Respecto a Bolivia, de acuerdo con Salvador Romero Pittari, la figura del
intelectual puede ser advertida, por primera vez, merced al extraordinario
Alcides Arguedas Díaz, hombre que, como lo hizo Unamuno, su ilustre amigo, no
dudó en denunciar necedades colectivas.
Ahora bien, si me
preguntaran quién es hoy el intelectual de habla española más valioso, mi respuesta
sería inmediata y categórica: Jorge Mario Pedro Vargas Llosa. Las razones que
fundan este juicio son varias; sin embargo, prevalece su defensa del liberalismo,
doctrina que yo amparo con intransigencia. Es que leer los razonamientos del
autor de Los cachorros deja percibir,
sin dificultad, el apego a nuestro ideario. Pero la cruzada liberal de Vargas
Llosa ha sido producto de una evolución que, afortunadamente, lo llevó de la izquierda
revolucionaria a la doctrina propugnada por Locke, Popper, Nozick y Revel, entre
otros pensadores. Esta rarísima conversión, ya que lo usual es persistir en las
majaderías del marxismo, justifica su conocimiento. Por ello, buscando aclarar
los motivos que lograron causarla, cometo la osadía de intentar su explicación.

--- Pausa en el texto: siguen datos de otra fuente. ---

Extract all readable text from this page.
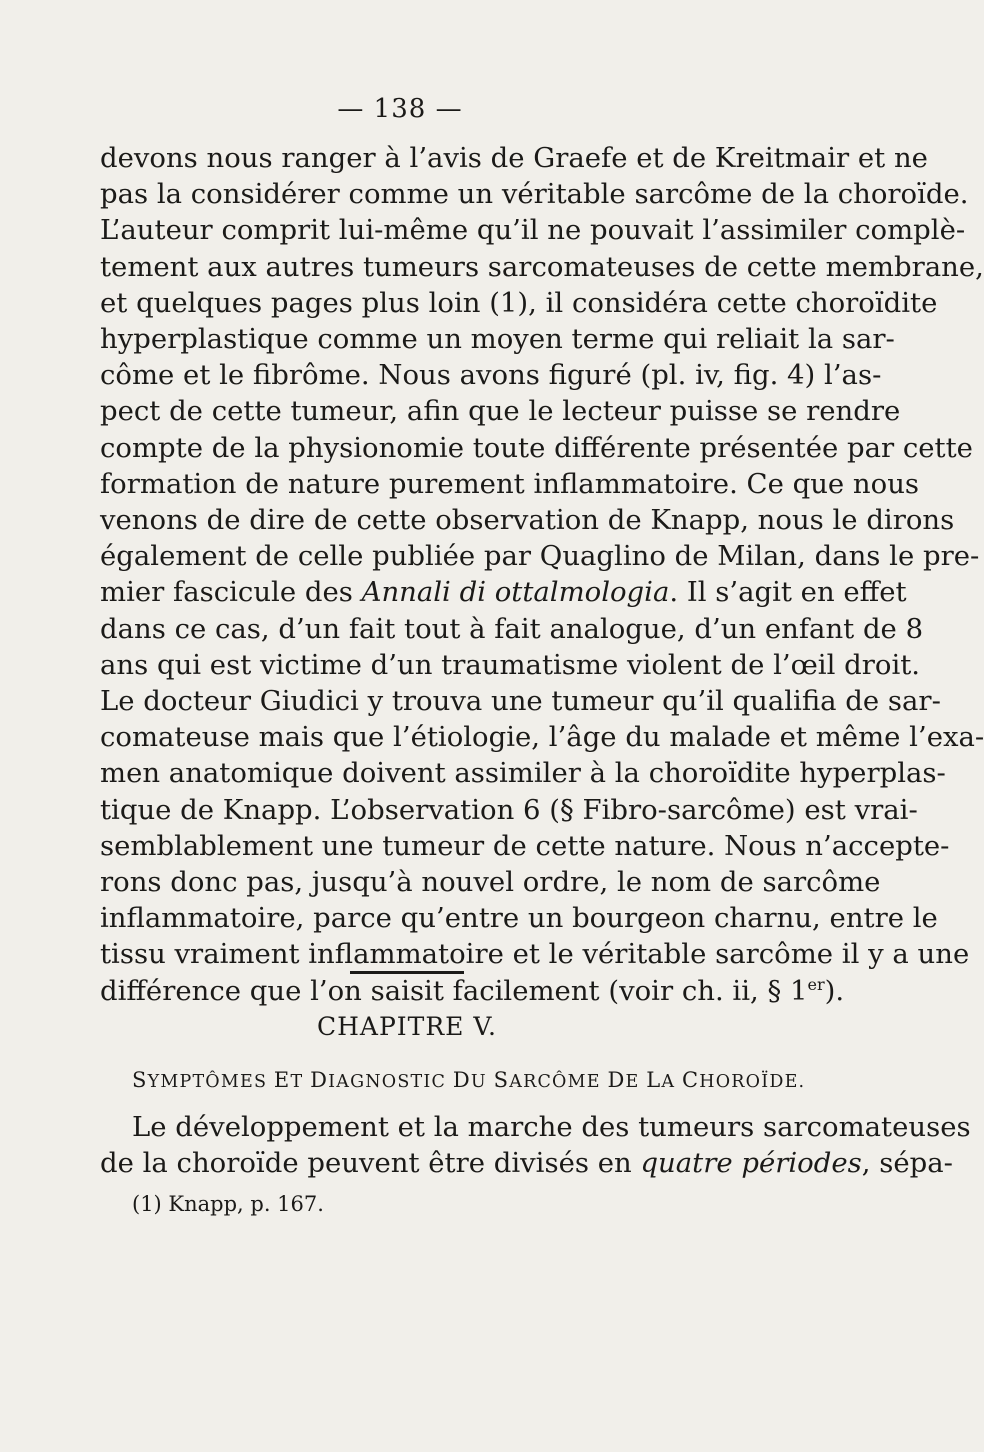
— 138 —
devons nous ranger à l’avis de Graefe et de Kreitmair et ne
pas la considérer comme un véritable sarcôme de la choroïde.
L’auteur comprit lui-même qu’il ne pouvait l’assimiler complè-
tement aux autres tumeurs sarcomateuses de cette membrane,
et quelques pages plus loin (1), il considéra cette choroïdite
hyperplastique comme un moyen terme qui reliait la sar-
côme et le fibrôme. Nous avons figuré (pl. iv, fig. 4) l’as-
pect de cette tumeur, afin que le lecteur puisse se rendre
compte de la physionomie toute différente présentée par cette
formation de nature purement inflammatoire. Ce que nous
venons de dire de cette observation de Knapp, nous le dirons
également de celle publiée par Quaglino de Milan, dans le pre-
mier fascicule des Annali di ottalmologia. Il s’agit en effet
dans ce cas, d’un fait tout à fait analogue, d’un enfant de 8
ans qui est victime d’un traumatisme violent de l’œil droit.
Le docteur Giudici y trouva une tumeur qu’il qualifia de sar-
comateuse mais que l’étiologie, l’âge du malade et même l’exa-
men anatomique doivent assimiler à la choroïdite hyperplas-
tique de Knapp. L’observation 6 (§ Fibro-sarcôme) est vrai-
semblablement une tumeur de cette nature. Nous n’accepte-
rons donc pas, jusqu’à nouvel ordre, le nom de sarcôme
inflammatoire, parce qu’entre un bourgeon charnu, entre le
tissu vraiment inflammatoire et le véritable sarcôme il y a une
différence que l’on saisit facilement (voir ch. ii, § 1er).
CHAPITRE V.
SYMPTÔMES ET DIAGNOSTIC DU SARCÔME DE LA CHOROÏDE.
Le développement et la marche des tumeurs sarcomateuses
de la choroïde peuvent être divisés en quatre périodes, sépa-
(1) Knapp, p. 167.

En el popular bando de la izquierda
Desde que aprendió a leer en Cochabamba, Vargas Llosa
ha tenido una relación cercana con la literatura. Nadie puede negar su voracidad
en ese campo; él está lejos de ser un escritor sin cultura bibliográfica. Esta
virtud le permitió conocer pronto a incontables narradores, poetas y
dramaturgos. Así, su vida fue signada precozmente por esa clase de aficiones. Asimismo,
sin mucha demora, la idea de que, comprometiéndose con las letras, podía
provocar cambios sociales, políticos, culturales, se le presentó con toda su
fascinación y nunca lo abandonaría. Acontece que, luego de haber dejado el
Colegio Militar Leoncio Prado -institución que le hizo tomar consciencia de
cuán diversa era la sociedad peruana-, nuestro escritor convenció a su tiránico
padre, Ernesto J. Vargas, de que lo dejara estudiar en la escuela San Miguel de
Piura. Esto imponía un cambio de residencia, pues debía trasladarse a esa
ciudad, al lado del venerado Luis Llosa, su tío Lucho. Por cierto, mediante
este familiar, al que quiso como un padre, don Mario conoció a su primera esposa,
Julia Urquidi, la famosa tía Julia; también, estrechó los vínculos con su prima
hermana, Dorita Llosa, hija de ese apreciado pariente y quien sería su segunda
cónyuge.
La estadía en casa del
tío Lucho fue determinante para su compromiso intelectual. Sucede que, debido a
la experiencia que había tenido en el diario La Crónica, Vargas
Llosa consiguió un puesto en el periódico La Industria. Esto fue importante
por vivencias bastante concretas. En primer lugar, debo anotar que, ejerciendo
sus funciones periodísticas, él conoció de la aventura del Movimiento Nacionalista
Revolucionario y, tal como lo expresa en sus memorias, El pez en el
agua, eso le hizo sentir que las injusticias podían ser acabadas sólo por
medio de esas turbulentas acciones. Ello implicaba el respaldo a una ideología
que su amado familiar profesaba: el socialismo. Porque, si bien Luis Llosa le
aclaró el significado de variados conceptos políticos, su orientación izquierdista
era evidente. De esta manera, lo natural era secundar la inclinación del pariente
más querido. Pero, además del suceso boliviano y las perjudiciales enseñanzas hogareñas,
la defensa de los postulados izquierdistas se consolidó por culpa de un libro
que leyó nuestro autor cuando estaba en la adolescencia: La noche quedó
atrás, de Jan Valtin. En esta obra, un comunista narra los infortunios que
soportó durante la opresión del régimen nazi. Ese volumen fue catastrófico,
pues fortaleció el convencimiento de que, a través del socialismo, se hallaba
un paraíso terrenal.
El trabajo en La
Industria posibilitó algo más. Pasa que el director del suplemento literario,
Carlos Ney Barrionuevo, presentó a Vargas Llosa al par de escritores que lo
invitarían a la acción política, terminando con una concepción purista del
oficio. Dicha persona fue quien le dispensó lecturas de Malraux y Jean-Paul Sartre.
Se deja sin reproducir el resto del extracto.